GMOクラウドは太陽光発電設備の見える化サービス「エナジーモニター」の機能を拡充して、出力が2000kW(キロワット)未満のメガソーラーに対応できるようにした。太陽光パネルをストリング単位で監視できる機能に加えて、日射量をもとに発電効率をグラフで表示したり、パワーコンディショナー(パワコン)を通じて出力を制御したりすることが可能になる。
エナジーモニターはストリングごとに設置する電流センサーで発電量を計測して、電力線を使ったPLC(Power Line Communication)方式でデータを送信する。計測したデータは電力を直流から交流へ変換するパワコンを経由して、通信装置のルーターからGMOクラウドのセンターへ送って蓄積・分析する仕組みだ(図1)。
ルーターにはパワコンを制御する機能も組み込まれていて、遠隔から発電設備の出力を調整することができる。全国各地で太陽光発電が急増した結果、各地域の電力の需給状況によって発電設備の出力制御を求めるルールが拡大した。地域によっては出力制御の機能を備えていないと電力会社の送配電ネットワークに接続できなくなる。
エナジーモニターで蓄積・分析できるデータには、日時ごとの発電量や日射量、ストリング単位の出力の情報が含まれている。日射量から想定した発電量と実際の発電量をグラフで比較する機能などを提供する(図2)。
ユニークな機能として、1日の株価の変動を表すのに使うキャンドルグラフで発電効率を表示することができる(図3)。キャンドルグラフは1日のうち開始時と終了時の数値を円筒形で示して、最高値と最低値を直線で加えたものである。一定期間の傾向や異常値を把握するのに役立つ。
エナジーモニターの画面はパソコンのほかにタブレットやスマートフォンに表示することが可能だ。
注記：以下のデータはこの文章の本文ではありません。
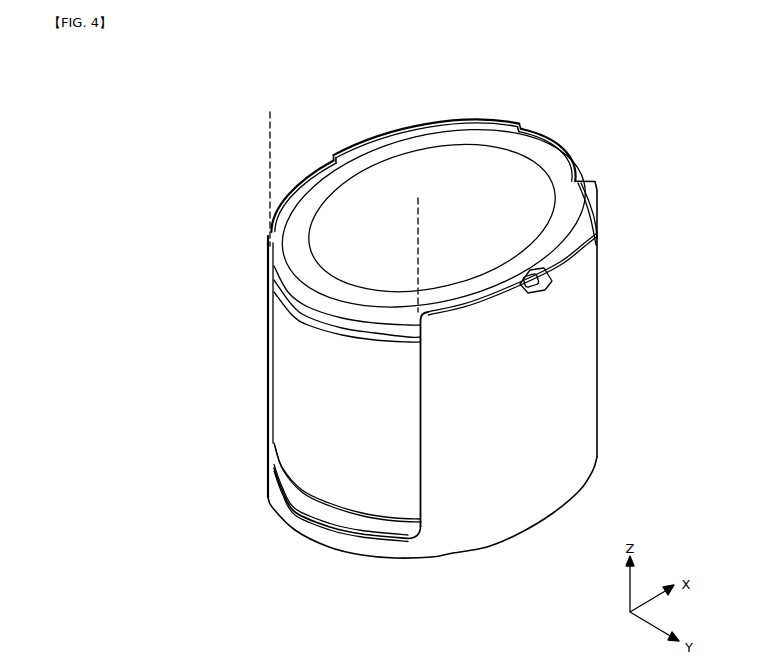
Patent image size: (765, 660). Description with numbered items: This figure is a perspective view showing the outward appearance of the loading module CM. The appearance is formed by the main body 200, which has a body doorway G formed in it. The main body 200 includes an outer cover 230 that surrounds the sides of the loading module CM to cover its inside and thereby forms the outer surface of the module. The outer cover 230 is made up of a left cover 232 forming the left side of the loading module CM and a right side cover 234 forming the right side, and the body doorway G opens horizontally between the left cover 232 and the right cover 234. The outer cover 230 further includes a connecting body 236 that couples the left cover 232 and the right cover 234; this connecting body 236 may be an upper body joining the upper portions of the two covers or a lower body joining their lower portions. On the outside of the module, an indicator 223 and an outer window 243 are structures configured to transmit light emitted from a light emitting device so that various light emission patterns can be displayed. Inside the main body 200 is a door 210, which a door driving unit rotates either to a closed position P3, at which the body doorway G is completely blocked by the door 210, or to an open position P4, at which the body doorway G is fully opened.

The loading module CM is at (603, 108).
The main body 200 is at (608, 326).
The indicator 223 is at (364, 187).
The outer window 243 is at (322, 311).
The door 210 is at (290, 373).
The outer cover 230 is at (197, 448).
The left cover 232 is at (274, 440).
The connecting body 236 is at (273, 494).
The right side cover 234 is at (514, 483).
The body doorway G is at (328, 534).
The closed position P3 is at (269, 170).
The open position P4 is at (418, 245).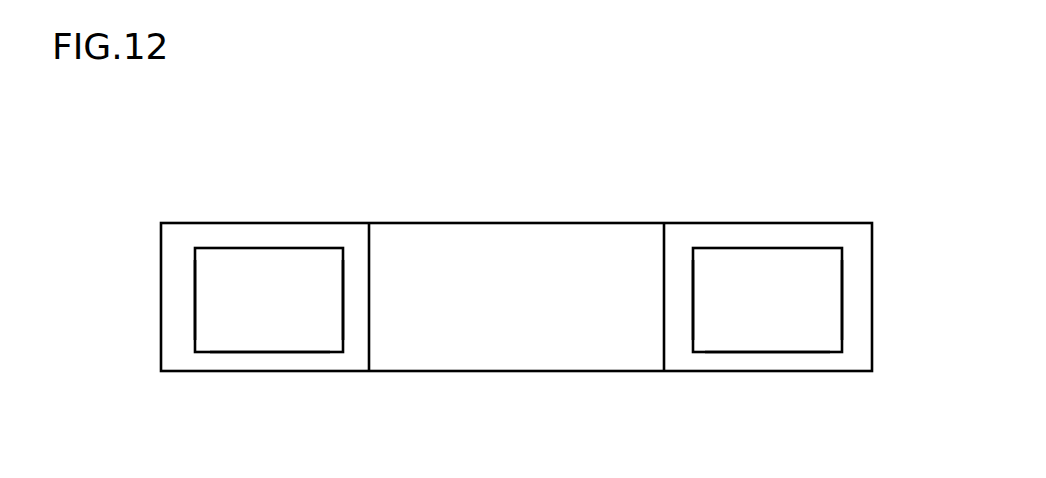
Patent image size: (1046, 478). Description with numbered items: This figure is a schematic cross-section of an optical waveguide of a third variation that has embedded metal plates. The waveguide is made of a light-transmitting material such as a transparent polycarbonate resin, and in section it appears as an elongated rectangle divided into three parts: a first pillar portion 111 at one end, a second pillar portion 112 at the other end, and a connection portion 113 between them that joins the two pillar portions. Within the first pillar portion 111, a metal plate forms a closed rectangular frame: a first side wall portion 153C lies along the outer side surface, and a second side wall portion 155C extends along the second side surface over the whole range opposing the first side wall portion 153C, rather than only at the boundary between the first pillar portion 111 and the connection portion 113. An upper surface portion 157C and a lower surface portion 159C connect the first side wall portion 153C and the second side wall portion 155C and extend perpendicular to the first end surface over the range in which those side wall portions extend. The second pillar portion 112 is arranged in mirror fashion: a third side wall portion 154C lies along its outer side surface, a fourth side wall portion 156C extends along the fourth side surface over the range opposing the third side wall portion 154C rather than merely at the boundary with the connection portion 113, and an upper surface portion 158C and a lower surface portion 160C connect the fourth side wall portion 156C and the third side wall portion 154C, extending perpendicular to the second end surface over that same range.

The first pillar portion 111 is at (853, 350).
The second pillar portion 112 is at (179, 350).
The connection portion 113 is at (528, 353).
The first side wall portion 153C is at (842, 292).
The third side wall portion 154C is at (195, 298).
The second side wall portion 155C is at (693, 278).
The fourth side wall portion 156C is at (343, 288).
The upper surface portion 157C is at (753, 248).
The upper surface portion 158C is at (237, 248).
The lower surface portion 159C is at (723, 352).
The lower surface portion 160C is at (262, 352).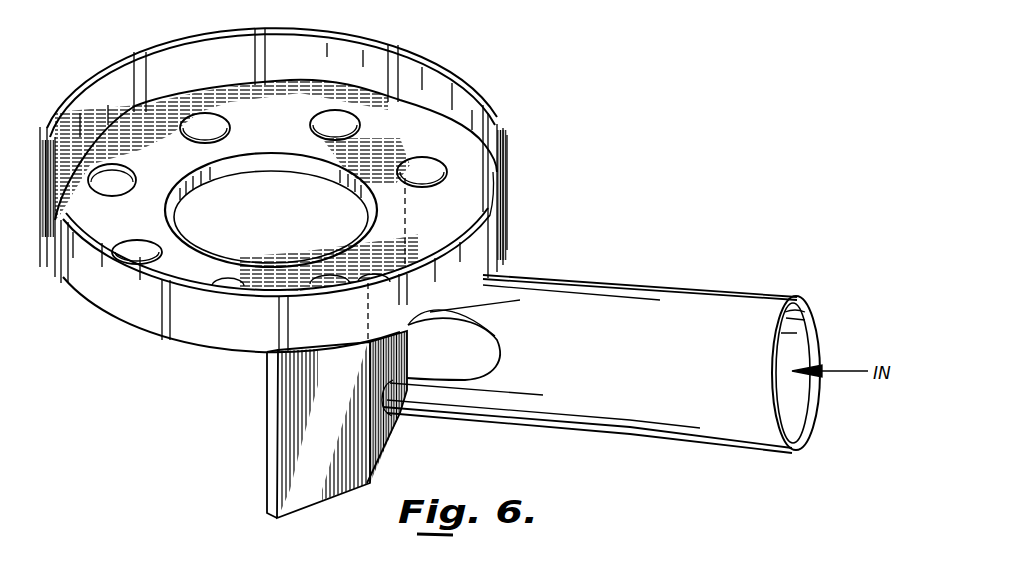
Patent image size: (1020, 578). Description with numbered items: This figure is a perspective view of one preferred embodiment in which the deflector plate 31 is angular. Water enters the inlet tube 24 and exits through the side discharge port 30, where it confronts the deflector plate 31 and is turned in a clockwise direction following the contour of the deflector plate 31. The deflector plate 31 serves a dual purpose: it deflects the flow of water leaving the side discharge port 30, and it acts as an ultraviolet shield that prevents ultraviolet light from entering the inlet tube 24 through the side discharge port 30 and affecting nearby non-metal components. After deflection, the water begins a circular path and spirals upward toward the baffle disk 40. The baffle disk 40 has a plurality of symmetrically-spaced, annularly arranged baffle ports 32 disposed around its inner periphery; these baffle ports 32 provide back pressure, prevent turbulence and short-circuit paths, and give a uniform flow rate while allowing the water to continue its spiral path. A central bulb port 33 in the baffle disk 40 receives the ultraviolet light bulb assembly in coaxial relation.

それぞれの画面サイズに合わせてグラフの形やレイアウトを自動的に変更する「レスポンシブデザイン」を採用した(図4)。発電設備にカメラを設置すれば映像で状況を確認することもできる。
出力が2000kWクラスのメガソーラーにエナジーモニターを導入する場合には、カメラや計測・監視機器などで500〜600万円ほどの費用がかかる。このほかに毎月のサービス利用料が必要で、発電設備の構成や利用機器の種類によって料金が決まる。